Sur un coup de folie, elle l’avait balayé de sa vie, excédée par sa léthargie sexuelle. La complicité érotique, qui les avait tant comblés, avait laissé place à de la lassitude. L’ennui ne faisant pas partie de son monde, Maria avait vainement tenté d’y remédier par des joutes amoureuses audacieuses Peu à peu le petit écran avait banalisé leur vie commune, jusqu’à la rendre irrespirable, nauséabonde.
Par une belle soirée automnale, elle avait viré de la maison son cher Amour fané, en le priant gentiment d’avoir vidé les lieux lorsqu’elle serait de retour, trois jours plus tard. Le CDI prenait ici fin sur une rupture conventionnelle sans préavis. Tels avaient été ses propos peu anodins, et moyennement accueillis par son compagnon gentiment congédié. Maria n’en était pas à sa première aventure catastrophique. Elle préférait, cette fois, arrêter l’hémorragie avant.
A l’aube de son premier jour de célibat programmé, après être restée éveillée une heure dans son lit, Maria avait fini par repousser les couvertures et se lever, un désordre jusqu’ici inconnu dans sa tête. Il faisait encore nuit sur la plage. A peine, si une lointaine lueur à l’horizon, augurait d’une nouvelle belle journée à venir. Pieds nus, frissonnante dans sa nuisette, attentive au moindre bruit environnant, elle écoutait jusqu’au tic-tac suranné du vieux réveil oublié par Pierre, dans sa fuite accélérée. Il n’avait en rien profité des trois jours qu’elle lui avait élégamment proposés.
La séparation, bien plus fracassante qu’elle ne l’aurait soupçonnée, avait autorisé Maria à quelques verres, pour oublier. Certainement un de trop se rappelait à elle, en ce matin particulier, à en juger par les effets désastreux de la gueule de bois. Instinctivement, elle alluma la lampe de chevet, puis enfila le vieux pull pelucheux et parfumé de Pierre, rare vestige avec le vieux réveil, de l’ex présence masculine. La fraîcheur matinale la surprit lorsqu’elle ouvrit la baie vitrée sur l’océan.
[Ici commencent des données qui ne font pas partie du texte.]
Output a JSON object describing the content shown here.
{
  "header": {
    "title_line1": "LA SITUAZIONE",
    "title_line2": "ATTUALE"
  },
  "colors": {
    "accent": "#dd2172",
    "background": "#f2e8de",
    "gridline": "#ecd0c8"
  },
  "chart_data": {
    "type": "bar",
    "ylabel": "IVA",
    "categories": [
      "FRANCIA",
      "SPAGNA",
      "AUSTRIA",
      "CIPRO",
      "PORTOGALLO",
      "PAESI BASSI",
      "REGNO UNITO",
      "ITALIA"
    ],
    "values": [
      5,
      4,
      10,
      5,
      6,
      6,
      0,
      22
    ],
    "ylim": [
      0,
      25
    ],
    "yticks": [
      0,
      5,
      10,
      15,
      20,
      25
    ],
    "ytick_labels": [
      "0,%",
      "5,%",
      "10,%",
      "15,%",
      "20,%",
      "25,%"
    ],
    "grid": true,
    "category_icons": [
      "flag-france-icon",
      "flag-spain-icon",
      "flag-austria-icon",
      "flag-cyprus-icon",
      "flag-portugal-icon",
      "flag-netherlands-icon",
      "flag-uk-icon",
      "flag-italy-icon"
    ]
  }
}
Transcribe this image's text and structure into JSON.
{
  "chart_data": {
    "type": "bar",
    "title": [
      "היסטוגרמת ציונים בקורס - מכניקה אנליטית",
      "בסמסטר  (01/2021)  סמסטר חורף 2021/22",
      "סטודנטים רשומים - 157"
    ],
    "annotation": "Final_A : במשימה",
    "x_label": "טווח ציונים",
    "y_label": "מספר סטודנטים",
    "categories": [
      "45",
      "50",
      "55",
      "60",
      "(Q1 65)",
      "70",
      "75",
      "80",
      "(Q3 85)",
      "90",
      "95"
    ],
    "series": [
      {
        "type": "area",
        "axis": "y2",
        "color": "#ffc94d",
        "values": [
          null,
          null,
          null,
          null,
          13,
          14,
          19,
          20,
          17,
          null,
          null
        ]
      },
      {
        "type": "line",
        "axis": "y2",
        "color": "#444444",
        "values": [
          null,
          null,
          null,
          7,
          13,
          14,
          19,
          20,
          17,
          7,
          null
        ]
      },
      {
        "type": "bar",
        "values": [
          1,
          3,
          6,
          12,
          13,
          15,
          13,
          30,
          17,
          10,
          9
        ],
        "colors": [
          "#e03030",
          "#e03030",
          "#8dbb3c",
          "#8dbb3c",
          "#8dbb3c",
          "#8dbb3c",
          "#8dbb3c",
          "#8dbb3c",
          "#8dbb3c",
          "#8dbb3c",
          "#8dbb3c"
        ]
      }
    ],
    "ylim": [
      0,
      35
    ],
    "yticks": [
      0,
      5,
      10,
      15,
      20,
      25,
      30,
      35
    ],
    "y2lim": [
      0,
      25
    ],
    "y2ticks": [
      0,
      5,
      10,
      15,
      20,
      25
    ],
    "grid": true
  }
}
Il serait bientôt temps de remettre la vieille chaudière en fonction. Elle aimait son ronronnement, après qu’elle ait poussé quelques soupirs rageurs à l’heure de la mise en route. Cela signifiait les signes avant-coureurs d’un hiver à consommer avec modération. Elle aime tant cette période intermittente qui lui laisse le temps de s’adonner à une de ses passions favorites, la lecture en toute nonchalance, en attendant la saison blanche sur les pistes alpines. Sa vie était ainsi régulée, entre une saison estivale au milieu des surfeurs, et une, non moins exaltante, à prodiguer des cours de snowboard. Pierre, au final, n’en était qu’un banal dommage collatéral. Elle se surprit à sourire sur cette réflexion. Puis elle frissonna, perturbée par la froideur de son analyse. Pourquoi un tel détachement ? Elle aurait dû culpabiliser du manque de ménagement avec lequel elle avait viré Pierre. Mais rien de lui ne lui manquait en cette journée débutante. Ou peut-être oui ! Le petit déjeuner ! Les breakfasts de Pierre n’autorisaient aucune concurrence. Trop tôt pour aller chez Shirley, la vieille anglaise, qui tiendrait son vieux pub démodé jusqu’au moment de quitter ce monde. Shirley n’ouvrait jamais son rideau avant onze du matin à l’arrière-saison. Ne restait plus qu’à œuvrer. Elle referma la baie vitrée, engloutissant, dans un même élan, le bruit roulant de l’océan sur la grève.
Œufs brouillés, muffins, miel et café …L’immuable petit déjeuner, presque une tradition dont Pierre avait convaincu Maria.
Une rencontre est toujours salutaire, songea-t-elle, en refermant du pied, le vieux réfrigérateur. Pierre m’aura appris à bien débuter mes journées. Elle pensa simultanément au footing qu’elle ferait, après, seule mais libre. Ses pensées s’enchainaient, à présent, dans un désordre épuisant. Mais trop d’ordre nuit à la santé morale. La rigueur mine la folie exutoire, celle qui vous fait rire et pleurer, celle qui vous fait vivre tout simplement. Cette pagaille émotionnelle qui l’agitait, en ce matin particulier, ne pouvait que lui être bénéfique.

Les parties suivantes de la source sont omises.